Roger Kluge: Ehrlich gesagt: Ich hoffe nicht. Wir waren sechs Jahre Team-Kollegen, haben uns super verstanden, schon beim Team Mitchelton-Scott, in der Anfangszeit waren wir da auch Zimmerkollegen. Bei Lotto-Soudal ist es leider ein bisschen auseinandergelaufen. Wir hatten zuletzt nicht so viel Kontakt, haben auch nicht viel geschrieben. Ich hätte mir schon gewünscht, dass er mal nachfragt, wie es mir geht. Ich hoffe aber auch, dass er unser Hochzeits-Geschenk einlöst und uns in Berlin besuchen kommt.
Ist das eine Facette des Profi-Sports, auf die Sie gern verzichtet hätten?
Wir haben uns keinesfalls im Schlechten getrennt. Natürlich wäre ich gern weiter bei Lotto Soudal geblieben. Mir war aber immer klar, dass meine Zeit eher abläuft als seine, weil ich acht Jahre älter bin. Ganz froh bin ich, dass ich wohl nicht mehr in die Verlegenheit kommen werde, gegen ihn anzutreten. Als Konkurrent gegen ihn zu fahren, wäre mir nicht so recht. Das könnte schon auch einen Einfluss auf die Freundschaft haben, die wir und unsere Familien uns aufgebaut haben. Eine gewisse Verbundenheit bleibt auf jeden Fall bestehen, auch wenn sich die sportlichen Wege jetzt trennen.
Was bleibt unter dem Strich nach vier Jahren beim belgischen Team Lotto Soudal - auch eine positive Bilanz?

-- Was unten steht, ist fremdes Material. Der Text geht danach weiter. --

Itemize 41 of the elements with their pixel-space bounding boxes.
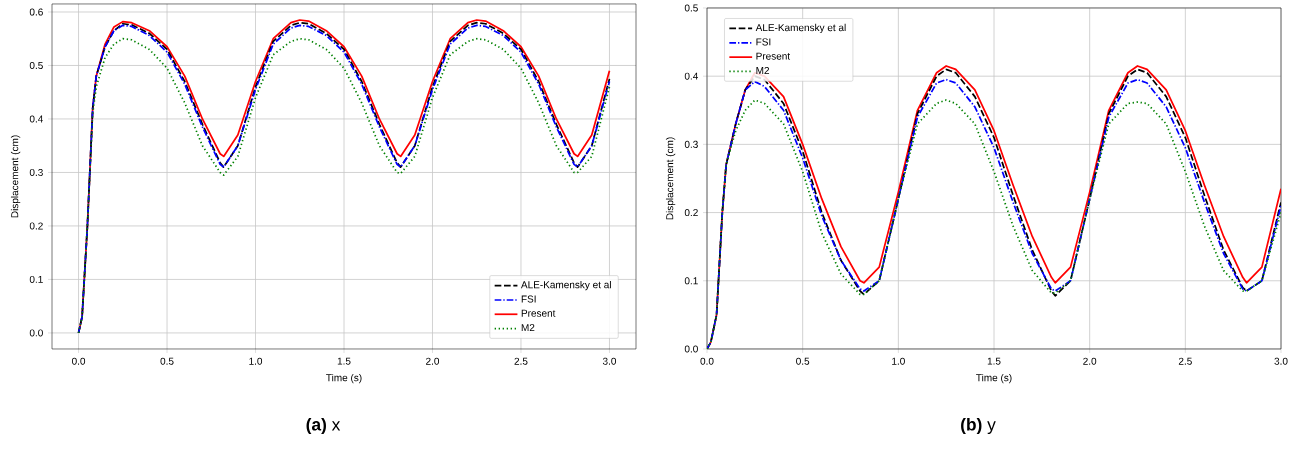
y-tick-label: 0.5 [684, 4, 698, 12]
x-tick-label: 2.5 [1178, 357, 1192, 365]
y-tick-label: 0.0 [684, 345, 698, 353]
legend-label: M2 [521, 324, 535, 332]
x-tick-label: 1.0 [249, 357, 263, 365]
y-tick-label: 0.3 [684, 140, 698, 148]
x-axis-title: Time (s) [326, 373, 362, 384]
y-tick-label: 0.6 [29, 8, 43, 16]
x-tick-label: 0.5 [160, 357, 174, 365]
legend-label: ALE-Kamensky et al [520, 280, 611, 291]
x-tick-label: 1.5 [337, 357, 351, 365]
x-tick-label: 3.0 [1274, 357, 1288, 365]
x-tick-label: 0.0 [72, 357, 86, 365]
text: (b) y [961, 417, 996, 435]
text: (a) x [306, 417, 341, 435]
legend-label: M2 [756, 66, 770, 74]
x-tick-label: 1.0 [892, 357, 905, 365]
y-tick-label: 0.4 [684, 72, 699, 80]
y-tick-label: 0.2 [684, 209, 698, 217]
x-tick-label: 2.0 [1083, 357, 1097, 365]
y-tick-label: 0.0 [29, 329, 43, 337]
x-tick-label: 0.0 [700, 357, 714, 365]
y-axis-title: Displacement (cm) [10, 135, 21, 218]
x-tick-label: 3.0 [602, 357, 617, 365]
x-tick-label: 2.5 [514, 357, 528, 365]
x-tick-label: 2.0 [426, 357, 440, 365]
legend-label: FSI [521, 295, 536, 303]
y-tick-label: 0.1 [684, 277, 698, 285]
y-tick-label: 0.1 [29, 275, 43, 283]
legend-label: FSI [756, 38, 771, 46]
x-tick-label: 0.5 [796, 357, 810, 365]
x-axis-title: Time (s) [976, 373, 1012, 384]
legend-label: Present [521, 309, 556, 317]
y-tick-label: 0.5 [29, 61, 43, 70]
legend-label: ALE-Kamensky et al [755, 23, 846, 34]
x-tick-label: 1.5 [987, 357, 1001, 365]
y-tick-label: 0.3 [29, 168, 43, 177]
y-tick-label: 0.4 [29, 115, 44, 123]
y-axis-title: Displacement (cm) [665, 137, 676, 220]
y-tick-label: 0.2 [29, 222, 43, 230]
legend-label: Present [756, 52, 791, 60]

Ich bin schon enttäuscht und hätte mir ein anderes Ende gewünscht - zumal ich kein schlechtes Jahr hatte und mit Caleb und unserem zweiten Sprinter Arnaud De Lie auch in dieser Saison Siege gefeiert habe. Wir hatten 2019 einen Super-Start, dann ging es tendenziell bergab, vom Erfolg, vom Glück. 2020 war trotz Corona auch noch okay. 2021 hatten wir beginnend mit dem Giro d’ Italia kein optimales Jahr - um es kurz zu machen. Dieses Jahr bin nach dem Giro ein bisschen auf das Abstellgleis geraten, Caleb ist die Tour de France dann mehr oder weniger allein gefahren. Die beiden letzten Saisons waren schon eine Achterbahnfahrt. Für das Team, auch für mich.
War die Kommunikation seitens des Teams mit Ihnen offen?

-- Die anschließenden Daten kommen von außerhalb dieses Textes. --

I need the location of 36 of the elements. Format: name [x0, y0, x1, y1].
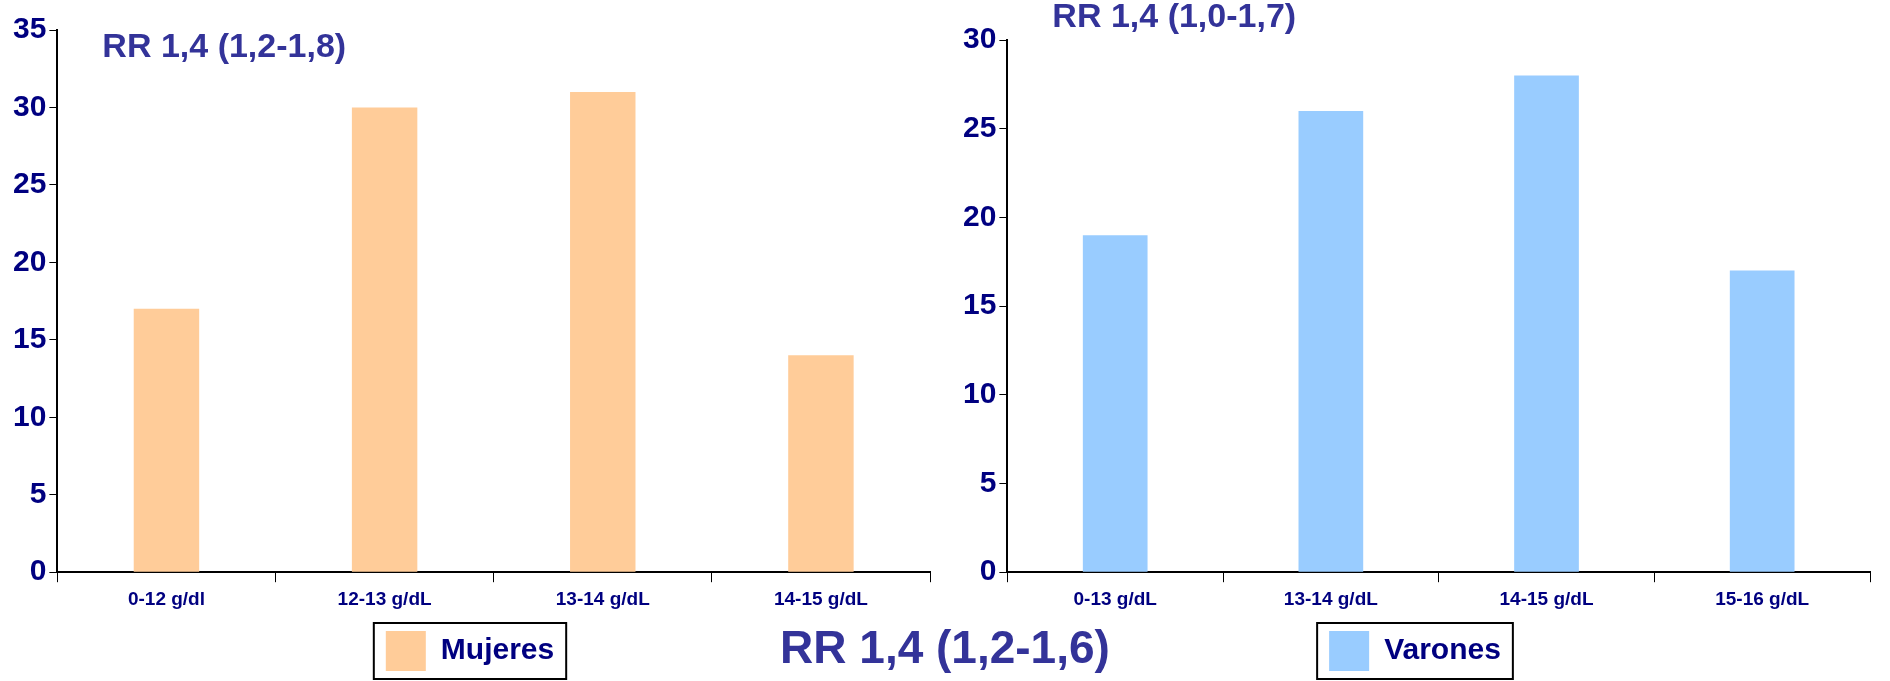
x-tick-label: 0-12 g/dl [127, 587, 205, 609]
x-tick-label: 14-15 g/dL [773, 587, 869, 609]
y-tick-label: 30 [962, 21, 997, 55]
y-tick-label: 5 [979, 464, 997, 498]
y-tick-label: 10 [962, 376, 997, 410]
bar [1082, 235, 1148, 572]
y-tick-label: 25 [12, 166, 47, 200]
y-tick-label: 5 [29, 476, 47, 510]
text: RR 1,4 (1,0-1,7) [1052, 0, 1297, 35]
y-tick-label: 0 [979, 553, 997, 587]
bar [1514, 75, 1579, 572]
y-tick-label: 30 [12, 88, 47, 122]
y-tick-label: 15 [962, 287, 997, 321]
x-tick-label: 0-13 g/dL [1073, 587, 1158, 609]
y-tick-label: 20 [12, 243, 47, 277]
bar [1298, 110, 1364, 572]
bar [570, 91, 636, 572]
annotation: RR 1,4 (1,2-1,8) [102, 26, 347, 65]
x-tick-label: 15-16 g/dL [1715, 587, 1810, 609]
bar [133, 308, 200, 572]
x-tick-label: 13-14 g/dL [1283, 587, 1379, 609]
bar [351, 107, 418, 572]
x-tick-label: 14-15 g/dL [1499, 587, 1594, 609]
x-tick-label: 12-13 g/dL [337, 587, 432, 609]
y-tick-label: 0 [29, 553, 47, 587]
y-tick-label: 15 [12, 321, 47, 355]
bar [1729, 270, 1795, 572]
y-tick-label: 20 [962, 198, 997, 232]
x-tick-label: 13-14 g/dL [555, 587, 651, 609]
y-tick-label: 25 [962, 109, 997, 143]
legend-label: Varones [1384, 632, 1501, 666]
text: RR 1,4 (1,2-1,6) [779, 620, 1111, 674]
legend-label: Mujeres [440, 632, 555, 666]
y-tick-label: 35 [12, 11, 47, 45]
bar [788, 355, 854, 572]
y-tick-label: 10 [12, 398, 47, 432]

Eine klare Ansage habe ich nicht bekommen. Das wäre mir lieber gewesen. Aussagen wie "Du bist zu schlecht", "Du bist zu alt" oder "Wir sehen kein Potenzial mehr" hat es nie gegeben - damit hätte ich besser umgehen können. So war es ein schleichender Prozess, spätestens ab August waren die Chancen auf einen neuen Vertrag sehr gering. Es war aber immer noch ein Stückchen Hoffnung bei mir dabei, zumal wir dem Team finanziell immer weiter entgegengekommen sind. Richtig ehrlich war das Team nicht.
Nach der Bekanntgabe Ihres Wechsels von Lotto Soudal zu Rad-Net Oßwald haben viele geschrieben, Roger Kluge beendet seine Straßen-Laufbahn. Trifft das zu?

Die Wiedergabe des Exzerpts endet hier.